The nonprofit that supports Burlington City Arts has closed on a $2.5 million purchase of 405 Pine Street, a building where the city organization currently offers classes and studio space.
The Burlington City Arts Foundation completed the deal on December 24, according to city records. The purchase was part of a $7 million capital campaign to make the space along the Pine Street corridor a permanent community center for the arts.
The plans call for an expansion of existing studio space for pottery, printmaking, painting and other arts, as well as classes for children and adults. The makeover would also include a large community room and a sculpture garden along Pine Street.
Burlington City Arts plans to keep its downtown location at 135 Church Street next to City Hall and continue to present exhibits, public programs and classes there.
BCA is a city department created nearly 40 years ago during mayor Bernie Sanders' tenure. Taxpayers cover about 40 percent of its budget, and private donations and revenues cover the rest, according to Kraft. The organization pays for its programming at 405 Pine with money from the city's general fund.
Clay artists at work in the studio at 405 Pine Street
BCA plans to request $1 million in public funding from the city council for its 405 Pine capital campaign. The organization hopes to raise most of the rest from private donors, Kraft said.
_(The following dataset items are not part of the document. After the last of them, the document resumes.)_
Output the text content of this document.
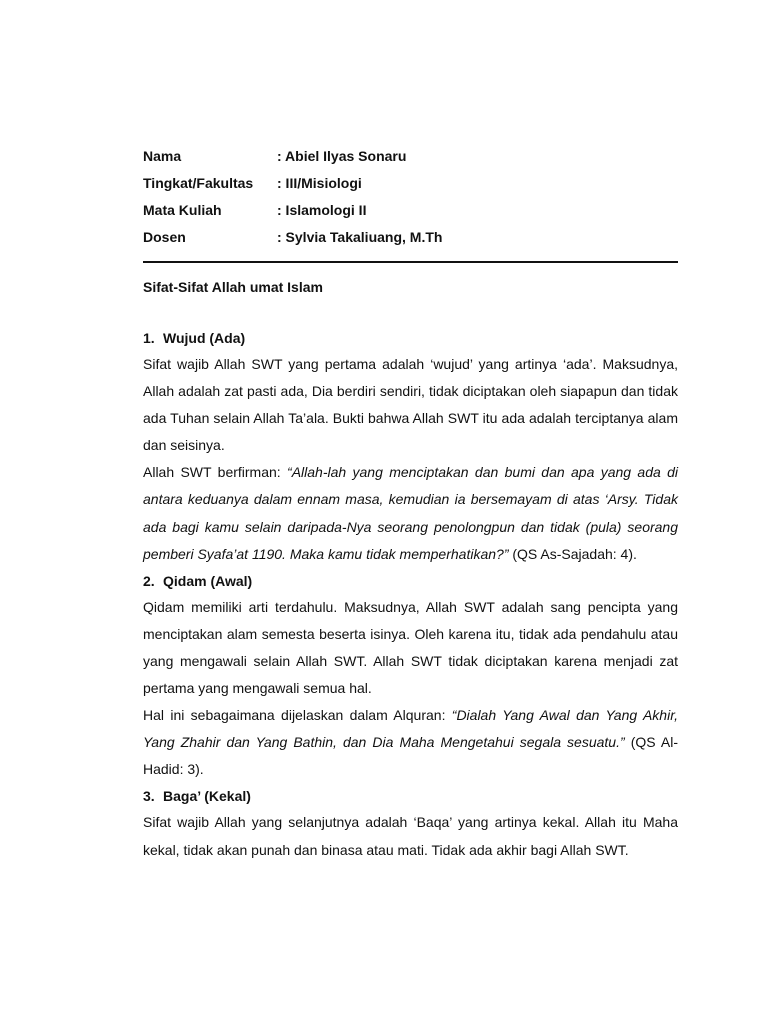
Nama	: Abiel Ilyas Sonaru
Tingkat/Fakultas	: III/Misiologi
Mata Kuliah	: Islamologi II
Dosen	: Sylvia Takaliuang, M.Th
Sifat-Sifat Allah umat Islam
1. Wujud (Ada)

Sifat wajib Allah SWT yang pertama adalah ‘wujud’ yang artinya ‘ada’. Maksudnya, Allah adalah zat pasti ada, Dia berdiri sendiri, tidak diciptakan oleh siapapun dan tidak ada Tuhan selain Allah Ta’ala. Bukti bahwa Allah SWT itu ada adalah terciptanya alam dan seisinya.

Allah SWT berfirman: “Allah-lah yang menciptakan dan bumi dan apa yang ada di antara keduanya dalam ennam masa, kemudian ia bersemayam di atas ‘Arsy. Tidak ada bagi kamu selain daripada-Nya seorang penolongpun dan tidak (pula) seorang pemberi Syafa’at 1190. Maka kamu tidak memperhatikan?” (QS As-Sajadah: 4).

2. Qidam (Awal)

Qidam memiliki arti terdahulu. Maksudnya, Allah SWT adalah sang pencipta yang menciptakan alam semesta beserta isinya. Oleh karena itu, tidak ada pendahulu atau yang mengawali selain Allah SWT. Allah SWT tidak diciptakan karena menjadi zat pertama yang mengawali semua hal.

Hal ini sebagaimana dijelaskan dalam Alquran: “Dialah Yang Awal dan Yang Akhir, Yang Zhahir dan Yang Bathin, dan Dia Maha Mengetahui segala sesuatu.” (QS Al-Hadid: 3).

3. Baga’ (Kekal)

Sifat wajib Allah yang selanjutnya adalah ‘Baqa’ yang artinya kekal. Allah itu Maha kekal, tidak akan punah dan binasa atau mati. Tidak ada akhir bagi Allah SWT.
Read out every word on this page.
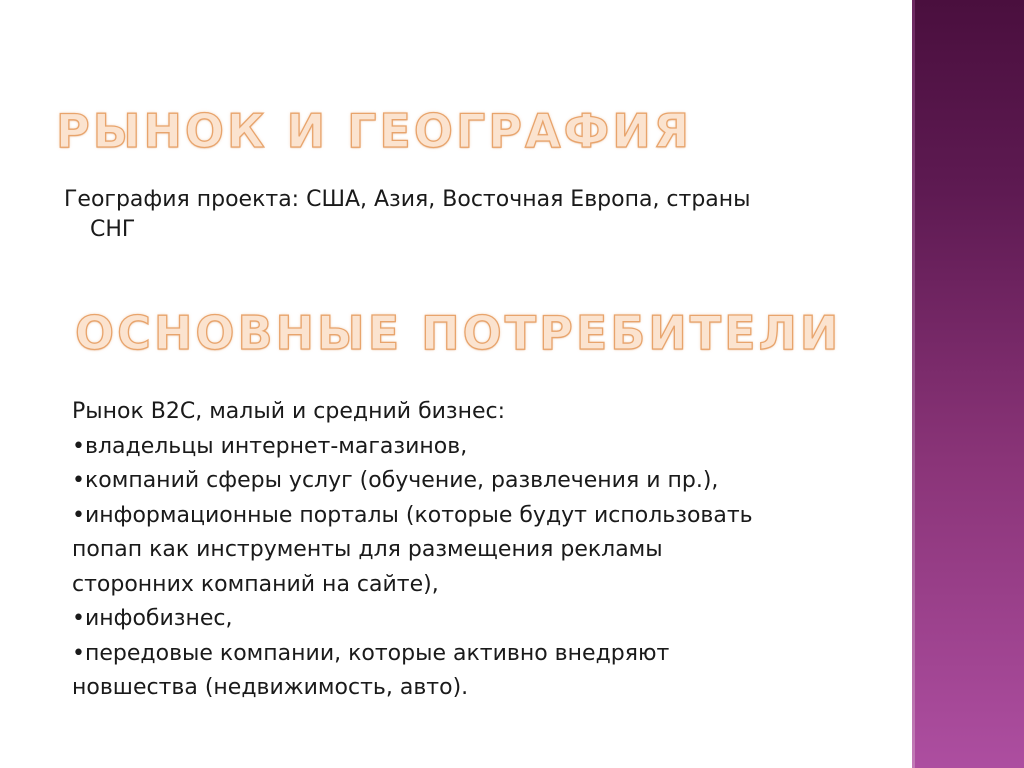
РЫНОК И ГЕОГРАФИЯ
География проекта: США, Азия, Восточная Европа, страны
СНГ
ОСНОВНЫЕ ПОТРЕБИТЕЛИ
Рынок B2C, малый и средний бизнес:
•владельцы интернет-магазинов,
•компаний сферы услуг (обучение, развлечения и пр.),
•информационные порталы (которые будут использовать
попап как инструменты для размещения рекламы
сторонних компаний на сайте),
•инфобизнес,
•передовые компании, которые активно внедряют
новшества (недвижимость, авто).
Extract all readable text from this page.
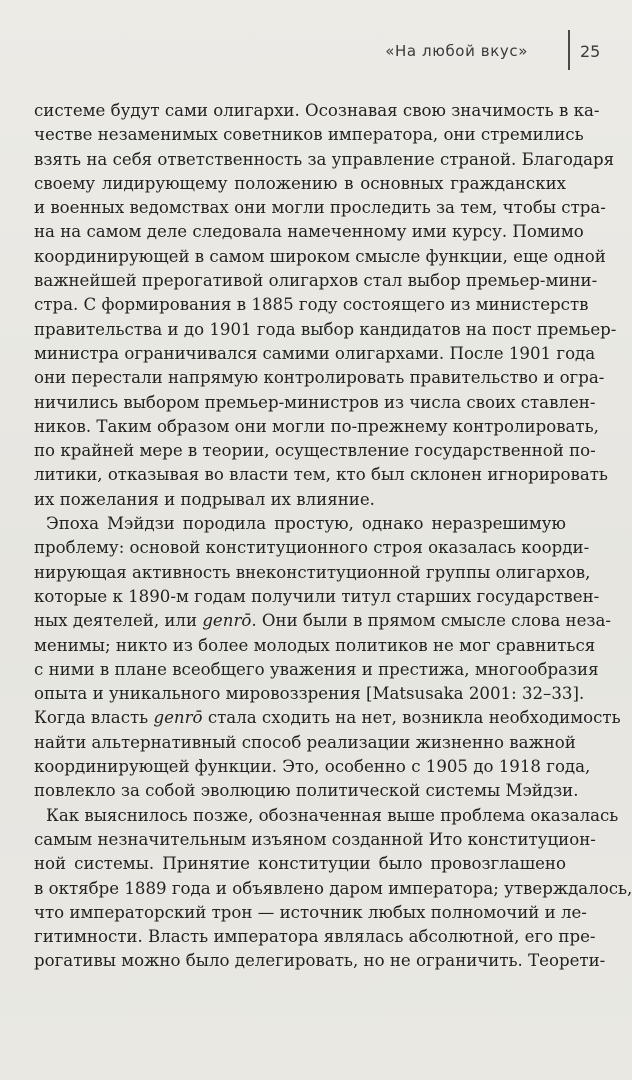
«На любой вкус»	25

системе будут сами олигархи. Осознавая свою значимость в ка-
честве незаменимых советников императора, они стремились
взять на себя ответственность за управление страной. Благодаря
своему лидирующему положению в основных гражданских
и военных ведомствах они могли проследить за тем, чтобы стра-
на на самом деле следовала намеченному ими курсу. Помимо
координирующей в самом широком смысле функции, еще одной
важнейшей прерогативой олигархов стал выбор премьер-мини-
стра. С формирования в 1885 году состоящего из министерств
правительства и до 1901 года выбор кандидатов на пост премьер-
министра ограничивался самими олигархами. После 1901 года
они перестали напрямую контролировать правительство и огра-
ничились выбором премьер-министров из числа своих ставлен-
ников. Таким образом они могли по-прежнему контролировать,
по крайней мере в теории, осуществление государственной по-
литики, отказывая во власти тем, кто был склонен игнорировать
их пожелания и подрывал их влияние.

Эпоха Мэйдзи породила простую, однако неразрешимую
проблему: основой конституционного строя оказалась коорди-
нирующая активность внеконституционной группы олигархов,
которые к 1890-м годам получили титул старших государствен-
ных деятелей, или genrō. Они были в прямом смысле слова неза-
менимы; никто из более молодых политиков не мог сравниться
с ними в плане всеобщего уважения и престижа, многообразия
опыта и уникального мировоззрения [Matsusaka 2001: 32–33].
Когда власть genrō стала сходить на нет, возникла необходимость
найти альтернативный способ реализации жизненно важной
координирующей функции. Это, особенно с 1905 до 1918 года,
повлекло за собой эволюцию политической системы Мэйдзи.

Как выяснилось позже, обозначенная выше проблема оказалась
самым незначительным изъяном созданной Ито конституцион-
ной системы. Принятие конституции было провозглашено
в октябре 1889 года и объявлено даром императора; утверждалось,
что императорский трон — источник любых полномочий и ле-
гитимности. Власть императора являлась абсолютной, его пре-
рогативы можно было делегировать, но не ограничить. Теорети-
The Burlington City Arts Foundation secured a $2 million loan for the deal, then transferred ownership to a holding company called the 405 Investment Corporation the same day the purchase closed. The Foundation will fundraise to pay back the loan, Kraft said.
The arrangement evolved as it did partly because BCA needed to act quickly last year when the owner of 405 Pine, Skip Farrell, indicated he wanted to sell the former bottling plant and vending machine warehouse, Kraft said.
"We had to go into overdrive," she said.
For almost 20 years, the city arts organization offered studio space and classes in the city-owned Memorial Auditorium on Main Street. But when the city shut down the aging building in 2016 because of safety concerns, BCA had to find a new home.
That's when it began leasing a 7,100-square-foot space at 405 Pine. Under the new arrangement, BCA will continue to rent the space but from the Burlington City Arts Foundation, Kraft said.
The outside of 405 Pine Street
By migrating to Pine Street, BCA has signaled it's given up on waiting for a renovation of Memorial Auditorium. The city has struggled to come up with funds and a viable plan to renovate the large, now-idle structure.
"There's not even a plan out there that they are ready to take to the voters," Kraft said.
Development company Redstone has signed a lease to rent half of the 33,000-square-foot building at 405 Pine Street. The firm has asked the city for a zoning change to use the space for a bowling alley.
"A bowling alley would complement the energy and creativity of the South End while providing an enjoyable outlet for families and workers in the district," Redstone principal Larry Williams wrote to the Burlington Planning Commission.
In his November 6 letter, Williams argued that the bowling alley would help financially support BCA's expansion and also fill an "unmet demand for bowling in the Burlington area" since the closure of Champlain Lanes in Shelburne last year.
The Planning Commission is weighing the request but has not acted.